Pennzoil Oil City tank explosion and facility

Appears in 1 lecture.

Appearances across the corpus

SMS_F2014_01 · Structural Materials Selection, Fall 2014 · §6.p6

The lecture's central externality example. A woman welder killed by a 1920s riveted-tank explosion at a Pennzoil refinery in Oil City, PA (downstream of Titusville). Tom's argument: Pennzoil couldn't afford to *shut down* the small money-losing refinery because environmental cleanup liability for ninety years of soil oil contamination would have cost more than continued operation. Frames the regulatory/environmental externality concept.

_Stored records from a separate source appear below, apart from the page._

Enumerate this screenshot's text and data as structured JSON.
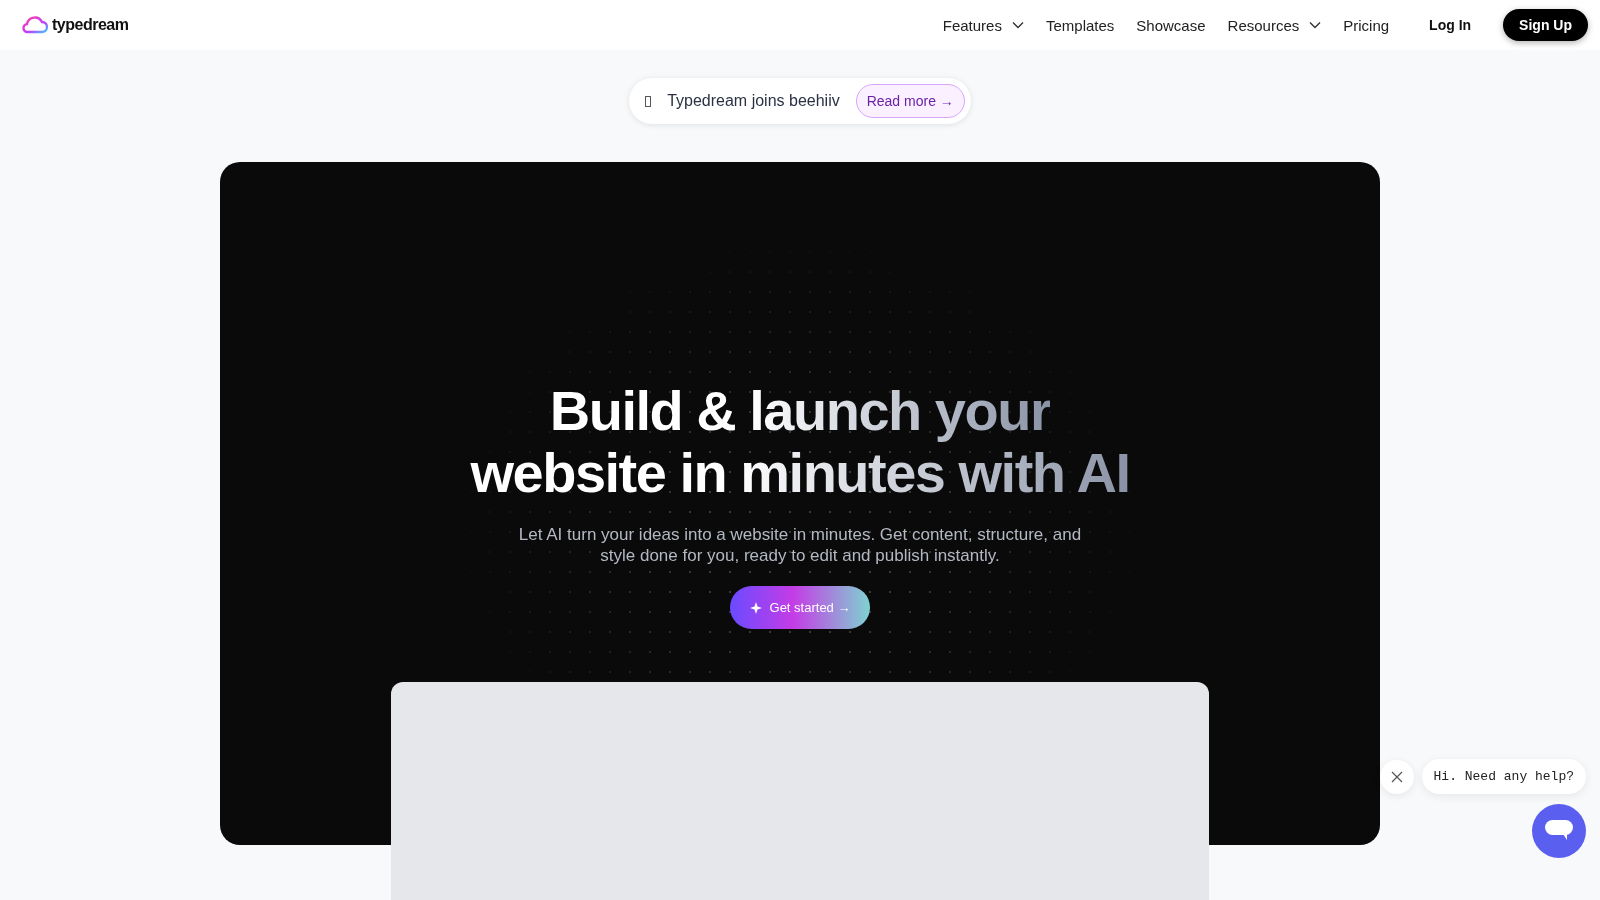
{
  "header": {
    "logo": "typedream",
    "nav": [
      {
        "label": "Features",
        "has_menu": true
      },
      {
        "label": "Templates",
        "has_menu": false
      },
      {
        "label": "Showcase",
        "has_menu": false
      },
      {
        "label": "Resources",
        "has_menu": true
      },
      {
        "label": "Pricing",
        "has_menu": false
      }
    ],
    "login": "Log In",
    "signup": "Sign Up"
  },
  "announcement": {
    "text": "Typedream joins beehiiv",
    "link": "Read more →"
  },
  "hero": {
    "title_lines": [
      "Build & launch your",
      "website in minutes with AI"
    ],
    "subtitle": "Let AI turn your ideas into a website in minutes. Get content, structure, and style done for you, ready to edit and publish instantly.",
    "cta": "Get started →"
  },
  "chat": {
    "message": "Hi. Need any help?"
  }
}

I'm going to give you a sort of homework assignment — you don't have to turn it in. One time, in the early 90s, I was asked to go look at an explosion that occurred and killed a woman welder, threw her across the river when this tank blew up that she was welding on, at an oil refinery in Oil City, Pennsylvania. Anybody from Pennsylvania, western Pennsylvania? Oil City — what's it near? Nothing, right. But what's north of it? Titusville. You ever heard of Titusville? What happened at Titusville in the 1850s? Edwin Drake drilled for oil. First oil well in the world, in Titusville. Ever heard of Pennsylvania Oil Company, Pennzoil? This was a Pennzoil refinery just down the river from Titusville, where they first discovered oil.